Natural themes and fantastical animal forms began to appear in Calder’s work as early as the 1930s. One of the first was a striking ten-foot-high construction called Steel Fish, one of several large-scale standing mobiles produced in 1934, and in 1937 he created his first bolted sculpture, Whale, a stabile assembled from curving sheets of metal. These shapes can also trace their lineage to the organic imagery of Surrealists such as Joan Miró and PaulKlee, transformed by Calder into three-dimensional worlds that appear to be in a constant state of flux. Indeed, the predilection for animal imagery came early for the artist, his first sculpture—at the age of 4 years old—was a clay elephant, and when he was only nine, he cut and soldered together a small dog of sheet brass.

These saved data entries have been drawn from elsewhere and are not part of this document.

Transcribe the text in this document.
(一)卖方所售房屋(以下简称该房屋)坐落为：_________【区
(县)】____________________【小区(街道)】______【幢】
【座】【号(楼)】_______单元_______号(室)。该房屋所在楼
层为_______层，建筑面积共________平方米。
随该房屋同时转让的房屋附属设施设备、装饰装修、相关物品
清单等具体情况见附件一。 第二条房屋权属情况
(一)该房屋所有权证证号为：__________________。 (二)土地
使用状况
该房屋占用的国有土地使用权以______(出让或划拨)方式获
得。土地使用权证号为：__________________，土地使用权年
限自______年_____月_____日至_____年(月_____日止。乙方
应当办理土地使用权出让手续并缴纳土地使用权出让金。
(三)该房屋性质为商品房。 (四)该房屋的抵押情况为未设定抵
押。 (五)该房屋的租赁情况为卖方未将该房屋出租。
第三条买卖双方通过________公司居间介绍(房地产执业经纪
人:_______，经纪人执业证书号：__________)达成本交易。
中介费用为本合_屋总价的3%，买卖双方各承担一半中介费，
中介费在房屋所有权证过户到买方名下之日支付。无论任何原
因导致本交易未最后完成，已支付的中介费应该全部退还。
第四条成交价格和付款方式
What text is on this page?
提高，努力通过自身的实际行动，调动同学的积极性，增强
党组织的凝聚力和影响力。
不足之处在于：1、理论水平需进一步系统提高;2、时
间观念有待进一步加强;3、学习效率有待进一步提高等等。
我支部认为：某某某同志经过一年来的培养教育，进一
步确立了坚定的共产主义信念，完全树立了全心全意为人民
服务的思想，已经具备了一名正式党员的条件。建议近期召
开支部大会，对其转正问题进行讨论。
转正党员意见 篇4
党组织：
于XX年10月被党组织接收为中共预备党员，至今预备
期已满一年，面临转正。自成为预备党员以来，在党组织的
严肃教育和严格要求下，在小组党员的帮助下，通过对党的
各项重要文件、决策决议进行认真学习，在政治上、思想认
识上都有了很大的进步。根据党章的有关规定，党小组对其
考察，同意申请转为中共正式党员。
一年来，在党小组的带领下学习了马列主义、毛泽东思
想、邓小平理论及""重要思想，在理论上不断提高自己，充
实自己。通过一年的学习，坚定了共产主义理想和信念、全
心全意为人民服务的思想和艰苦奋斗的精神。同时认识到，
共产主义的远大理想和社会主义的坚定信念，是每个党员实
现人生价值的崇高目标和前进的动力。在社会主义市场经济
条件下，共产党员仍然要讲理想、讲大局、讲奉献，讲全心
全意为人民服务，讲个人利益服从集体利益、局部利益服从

Calderoulette was created during a prolific point in the artist’s career. In 1943, he was given a retrospective at the Museum of Modern Art in New York, at the time the youngest person ever to have been afforded such an honor. Reviewing another exhibition held the same year, the influential critic Clement Greenberg wrote praising Calder’s imagery of nature. “Calder’s accomplishment is the invention of a new microcosm in art. Its flora and fauna are made of wire, sheet metal, piping, glass, wood, and anything else tangible. Its plants can be conceived of as those objects with leaves of metal, its animals those with flanged and bolted haunches, its geology the innovations of wire, string and pellets… with no purpose other than the dance of their own movements” (C. Greenberg, “Alexander Calder: Sculpture, Construction, Jewelry Toys and Drawings,” The Nation, no. 157, 23 October 1943, p. 480).
An exquisite evocation of Calder’s skill, this working encompasses many of the qualities that make Calder’s work so iconic and desirable. Calderoulette is a delightful standing mobile that combines the magical suspension of the artist’s mobiles with the stability and balance of the later stabiles. As the artist himself surmised, “A mobile in motion leaves behind an invisible wake behind it, or rather, each element leaves an individual wake behind its individual self. Sometimes these wakes are concentrated within each other, and sometimes they are deployed” (A. Calder, quoted by M. Prather, Alexander Calder 1898-1976, 1998, Washington, p. 137).